On substance, the case follows a complaint filed by the family who arrived on the Greek island of Milos on 9 October 2016.
A few days later, they requested asylum at a reception centre in Greece. Less than a week later, they were dispatched to Turkey, in a joint-operation between Frontex and Greece.
The father, speaking on the condition of anonymity, told The Washington Post, that they had no idea that they were being sent to Turkey.
They then fled to Iraq and sought some €96,000 in material damages from Frontex, as well as €40,000 for the hardships.
But judges in Luxembourg said the EU agency cannot be held liable for any damage related to relocation to Turkey.

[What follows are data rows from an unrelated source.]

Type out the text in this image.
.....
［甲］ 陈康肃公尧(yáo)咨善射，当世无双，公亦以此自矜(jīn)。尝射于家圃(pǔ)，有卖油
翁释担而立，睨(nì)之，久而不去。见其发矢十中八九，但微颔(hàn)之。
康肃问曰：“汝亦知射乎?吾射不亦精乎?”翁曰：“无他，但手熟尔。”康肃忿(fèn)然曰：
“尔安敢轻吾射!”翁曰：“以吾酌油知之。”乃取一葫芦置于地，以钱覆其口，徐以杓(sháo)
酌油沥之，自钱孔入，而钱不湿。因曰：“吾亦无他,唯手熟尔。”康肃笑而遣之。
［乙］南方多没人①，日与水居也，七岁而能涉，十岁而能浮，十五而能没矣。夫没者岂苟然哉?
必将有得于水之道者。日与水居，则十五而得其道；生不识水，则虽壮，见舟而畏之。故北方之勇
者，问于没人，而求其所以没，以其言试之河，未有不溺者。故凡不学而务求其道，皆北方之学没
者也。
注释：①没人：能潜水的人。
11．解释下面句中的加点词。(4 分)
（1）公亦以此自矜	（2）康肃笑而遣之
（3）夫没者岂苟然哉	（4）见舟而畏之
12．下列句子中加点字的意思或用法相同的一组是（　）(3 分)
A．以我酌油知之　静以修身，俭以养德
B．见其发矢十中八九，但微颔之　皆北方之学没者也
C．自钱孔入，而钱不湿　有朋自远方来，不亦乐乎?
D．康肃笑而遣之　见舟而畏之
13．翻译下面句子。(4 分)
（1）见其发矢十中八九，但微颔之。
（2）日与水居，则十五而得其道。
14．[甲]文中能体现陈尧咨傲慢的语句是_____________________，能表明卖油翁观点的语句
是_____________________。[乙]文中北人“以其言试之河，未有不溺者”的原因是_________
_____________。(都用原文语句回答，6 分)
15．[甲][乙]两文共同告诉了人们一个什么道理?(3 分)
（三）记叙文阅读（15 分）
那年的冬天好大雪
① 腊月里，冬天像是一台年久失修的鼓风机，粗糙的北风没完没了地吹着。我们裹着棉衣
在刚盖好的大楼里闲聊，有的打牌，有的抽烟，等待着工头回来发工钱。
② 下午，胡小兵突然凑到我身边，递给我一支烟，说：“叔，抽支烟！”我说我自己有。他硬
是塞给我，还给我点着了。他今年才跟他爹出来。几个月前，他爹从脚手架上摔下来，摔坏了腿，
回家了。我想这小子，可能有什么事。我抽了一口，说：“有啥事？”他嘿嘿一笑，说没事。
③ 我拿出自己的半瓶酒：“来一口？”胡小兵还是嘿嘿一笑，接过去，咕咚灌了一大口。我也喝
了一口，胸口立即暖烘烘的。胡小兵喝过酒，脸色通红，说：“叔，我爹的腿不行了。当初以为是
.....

"Frontex does not have the power to assess the merits of return decisions or applications for international protection," it said, in a press statement.
The agency's chief, Hans Leijtens, said the court's ruling has encouraged him to continue the new path that Frontex has taken.
The comment is a reference to the resignation of his predecessor Fabrice Leggeri, following reports that the agency was complicit in illegal pushbacks of asylum seekers from Greece to Turkey.
Accountability?
Several legal scholars have taken issue with the ruling, posing accountability questions for an agency set to have some 10,000 armed guards under its command.
Among them is Steve Peers, a London-based professor of EU law and human rights Law.
He said the judgment appears to ignore the case law on joint liability between member states and EU bodies.
"It's irrelevant that Frontex doesn't formally decide on returns or asylum applications: the issue is whether it breached its obligations not to assist a human rights breach," Peers commented on X, formerly known as Twitter.
Similar comments were made by Melanie Fink, an assistant professor at Leiden University in the Netherlands.
In a paper published ahead of the ruling, Fink said Frontex is required to take all reasonable measures to ensure fundamental rights are complied with.
"This does not require Frontex to enter into the merits of the original return decision," notes the paper.
On Wednesday, she pressed the point again, noting the court's decision excludes any form of liability for disregarding obligations not to contribute to fundamental rights violations.
The Syrian family have two months to appeal the decision to the European Court of Justice.